- Born: Frank Porter Stansberry December 18, 1972 (age 53)
- Education: University of Florida
- Occupations: Financial publisher, Founder Stansberry Research
- Height: 1.81 m (5 ft 11+1⁄2 in)
- Website: Porter Stansberry

= Porter Stansberry =

American writer

Frank Porter Stansberry is an American financial publisher and author. Stansberry founded Stansberry Research (previously Stansberry & Associates Investment Research), a private publishing company based in Baltimore, Maryland, in 1999. He was the author of the monthly newsletter Stansberry's Investment Advisory, which covers investments and investment theory in commodities, real estate, and the stock market. Stansberry was also the creator of the 2011 online video The End of America, in which he predicted the imminent collapse of the United States. In 2002, the SEC brought a case for securities fraud, and a federal judge fined him $1.5 million in 2007.

==Career==

In 1999, Stansberry founded Stansberry Research, a private publishing company based in Baltimore, Maryland.

===SEC case===
In 2002, Stansberry sent out an email offering to sell for $1,000 the name of a company purportedly about to obtain a contract to dismantle nuclear weapons for Russia. The Securities and Exchange Commission sued him in 2003 on this basis and for his newsletters containing "nothing more than baseless speculation and outright lies", accusing him of a "scheme to defraud public investors by disseminating false information in several Internet newsletters." The case went to trial in 2005, and a federal court found that Stansberry had sent out a newsletter to subscribers predicting one company's stock, USEC Inc., would increase by over 100%. Stansberry maintains his information came from a company executive; the court ruled he fabricated the source. The verdict was upheld on appeal. The court rejected Stansberry's First Amendment defense, saying "Stansberry's conduct undoubtedly involved deliberate fraud, making statements that he knew to be false." In 2007, U.S. District Court Judge Marvin J. Garbis ordered Stansberry and his investment firm, then called "Pirate Investor", to pay $1.5 million in restitution and civil penalties for defrauding "public investors by disseminating false information in several Internet newsletters."
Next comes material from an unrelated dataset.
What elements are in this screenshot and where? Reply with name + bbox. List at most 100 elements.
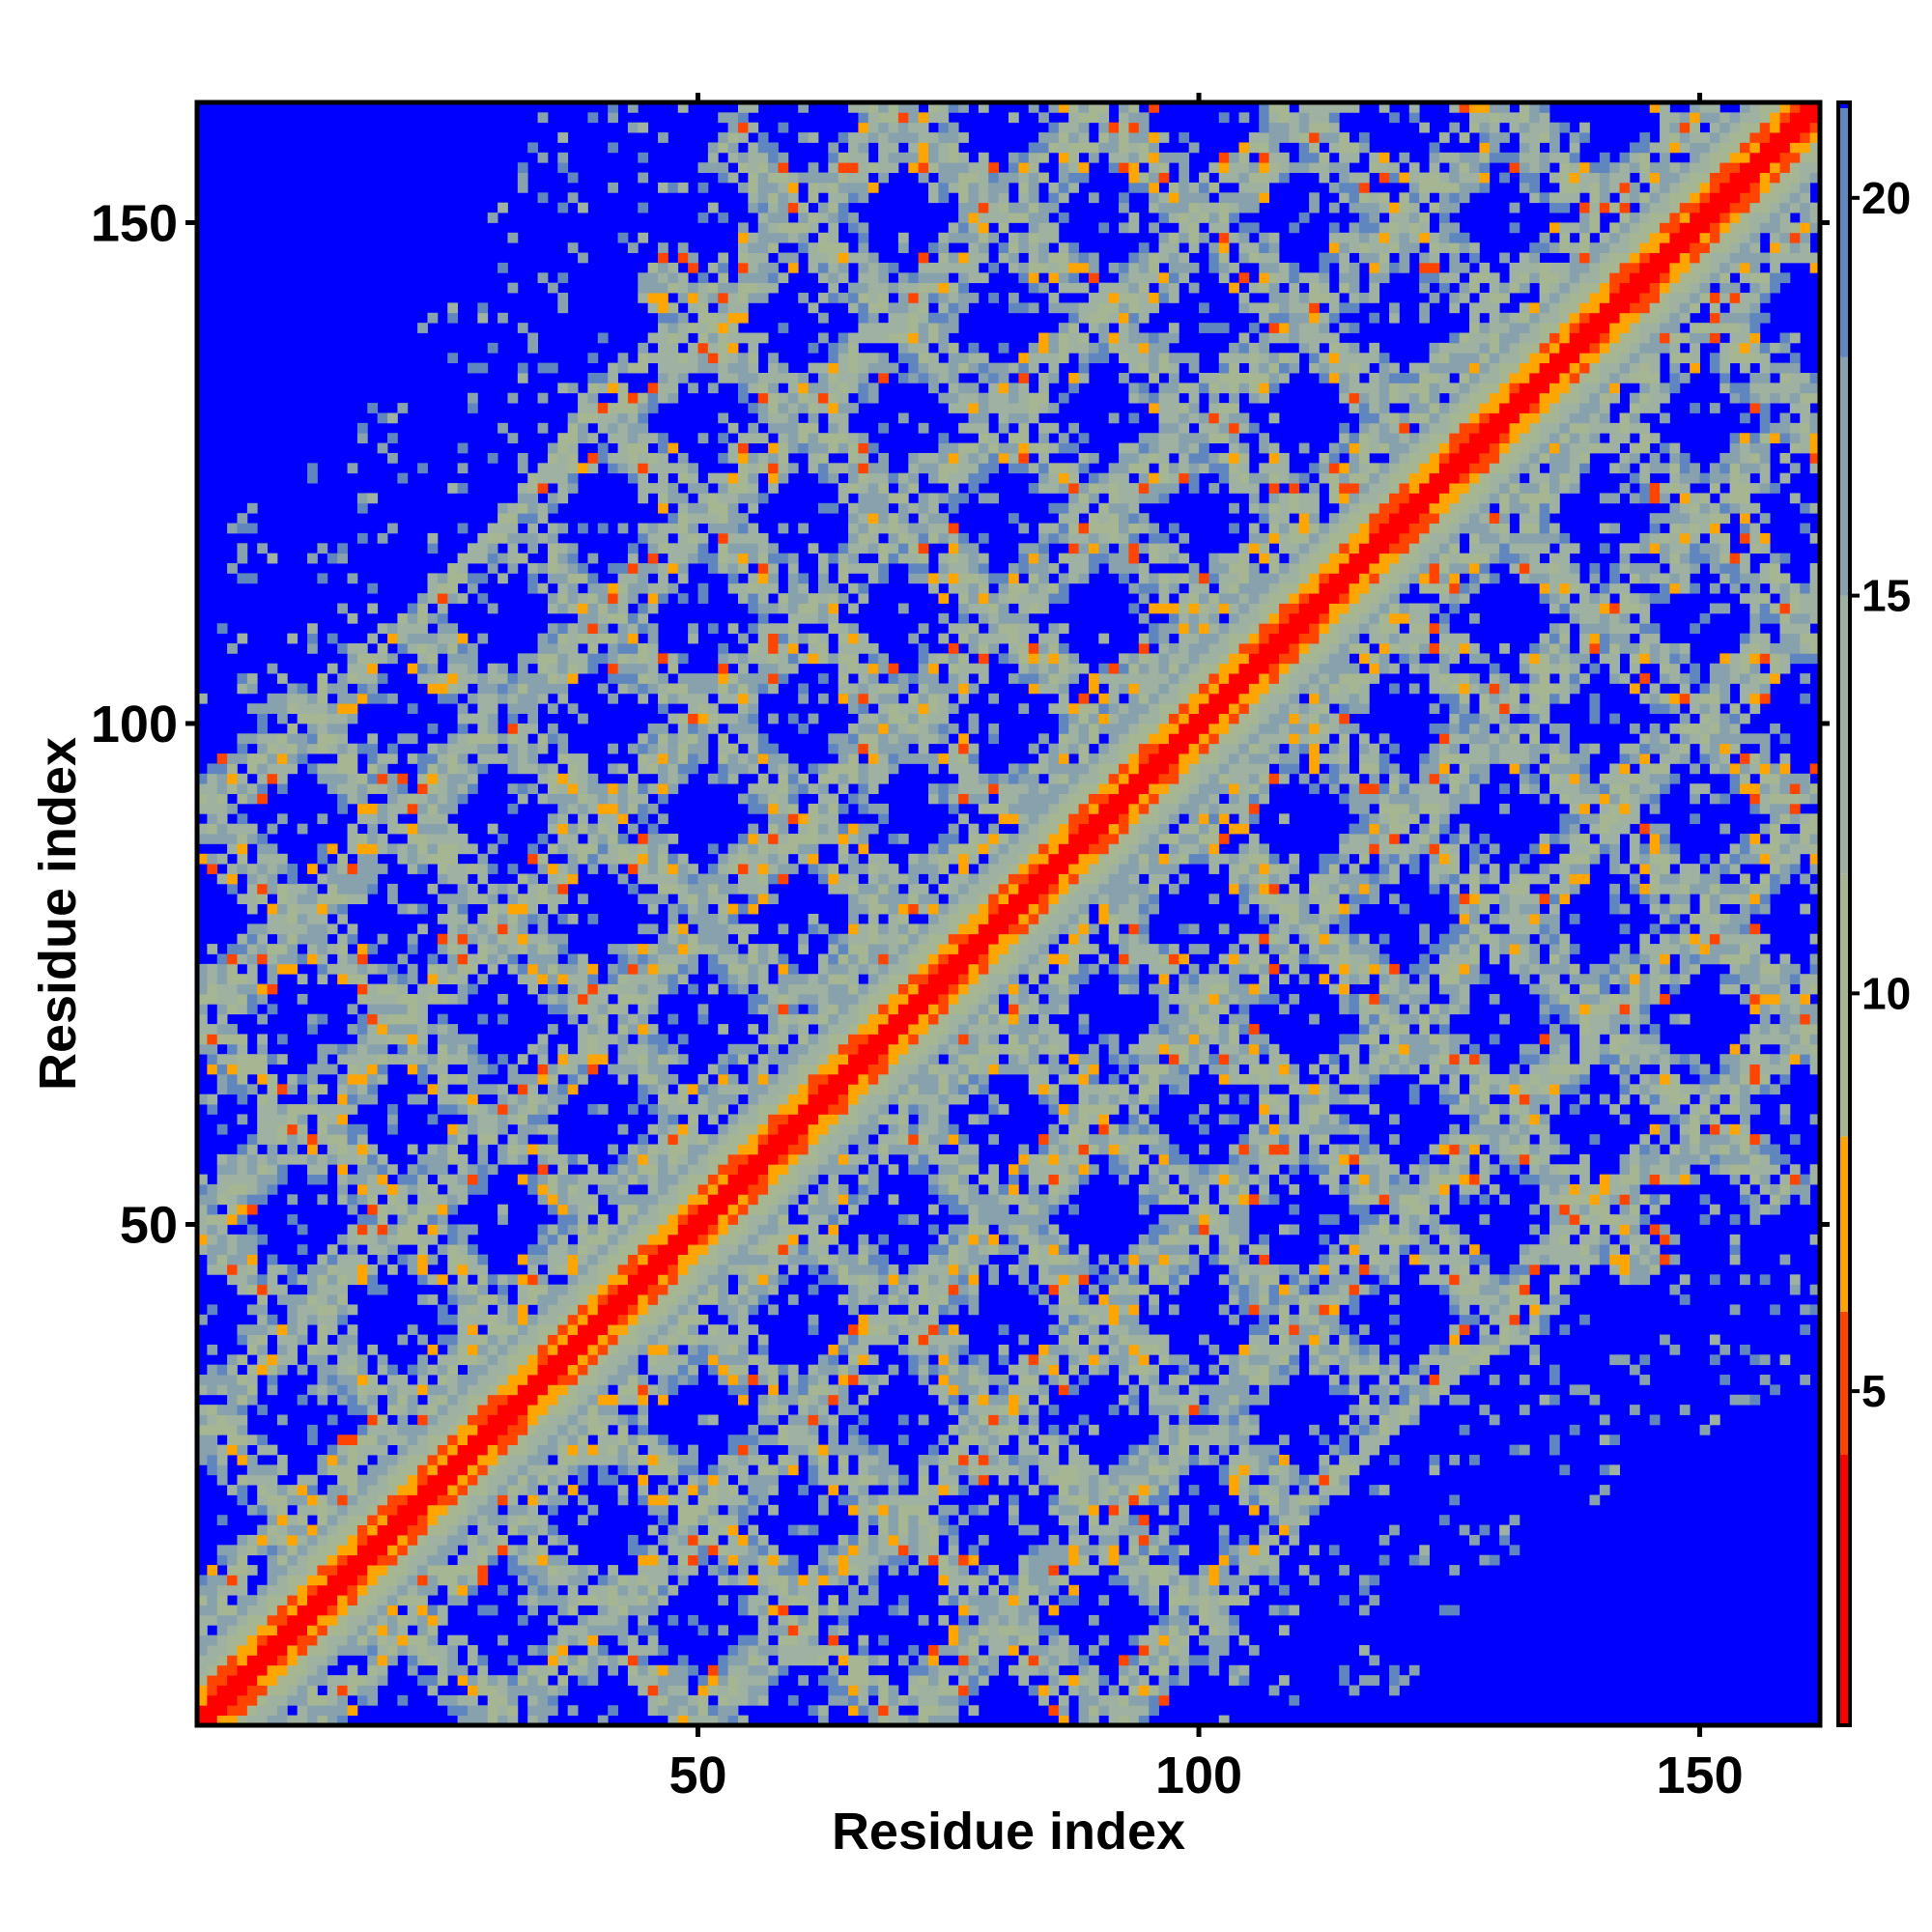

At the time of the trial, many media outlets spoke out due to their views that the case was relevant to First Amendment rights. A group of newspaper publishers urged the Supreme Court to reverse the decision by the United States Court of Appeals for the Fourth Circuit that Stansberry was liable, and signed an amici curiae in defense of Stansberry. They claimed that a guilty verdict was "a significant threat to the free dissemination of news about the financial markets and specific investment opportunities" and could lead to a situation that "would be contrary to the spirit of our system of a free and independent press." When the Supreme Court refused to hear the case, a New York Times editorial column noted that "the implications of the S.E.C.'s action are potentially profound: newspapers or Web sites promising their paying readers stock information that later turns out to be untrue suddenly leave themselves open to fraud charges. Any financial commentator who passes on bad information in good faith could be sued."

=== Continued career ===
Stansberry was also previously the editor of the internet financial newsletters Porter Stansberry's Investment Advisory and Porter Stansberry's Put Strategy Report.

He became the first American editor of the Fleet Street Letter, Britain's longest-running financial newsletter.

==Rivera case==

On May 16, 2006, Stansberry's childhood friend and coworker Rey Rivera went missing and was later found dead inside the Belvedere Hotel. The case was portrayed in the Netflix reboot of the television series Unsolved Mysteries. Porter declined requests to be interviewed for Unsolved Mysteries.

At the time of Rey's death he was working for Porter at Stansberry and Associates. Immediately after his death it has been reported that Stansberry and Associates put a gag order on the case so that employees at the company could not discuss the case with anyone, which have led to some speculation and theories about whether they were hiding something. At this time the case remains unsolved.

==Claims and predictions==
Stansberry claims to have made a number of successful financial market predictions. In June 2008, Stansberry claims that he predicted that Fannie Mae and Freddie Mac would go bankrupt in the next 12 months, as well as going on to say that he positioned his clients to profit by shorting stocks, and that he does not know of any other firm that "more accurately forecasted" or warned of the 2008 financial crisis. By September 2008, both mortgage companies were placed into government conservatorship. There is no evidence supporting Stansberry’s claims that he predicted these events before they occurred.

=== The End of America ===

In 2011, Stansberry produced a 77-minute promotional video titled The End of America. Adam Wiederman of The Motley Fool referred to The End of America as a mixture of valid points and hyperbole.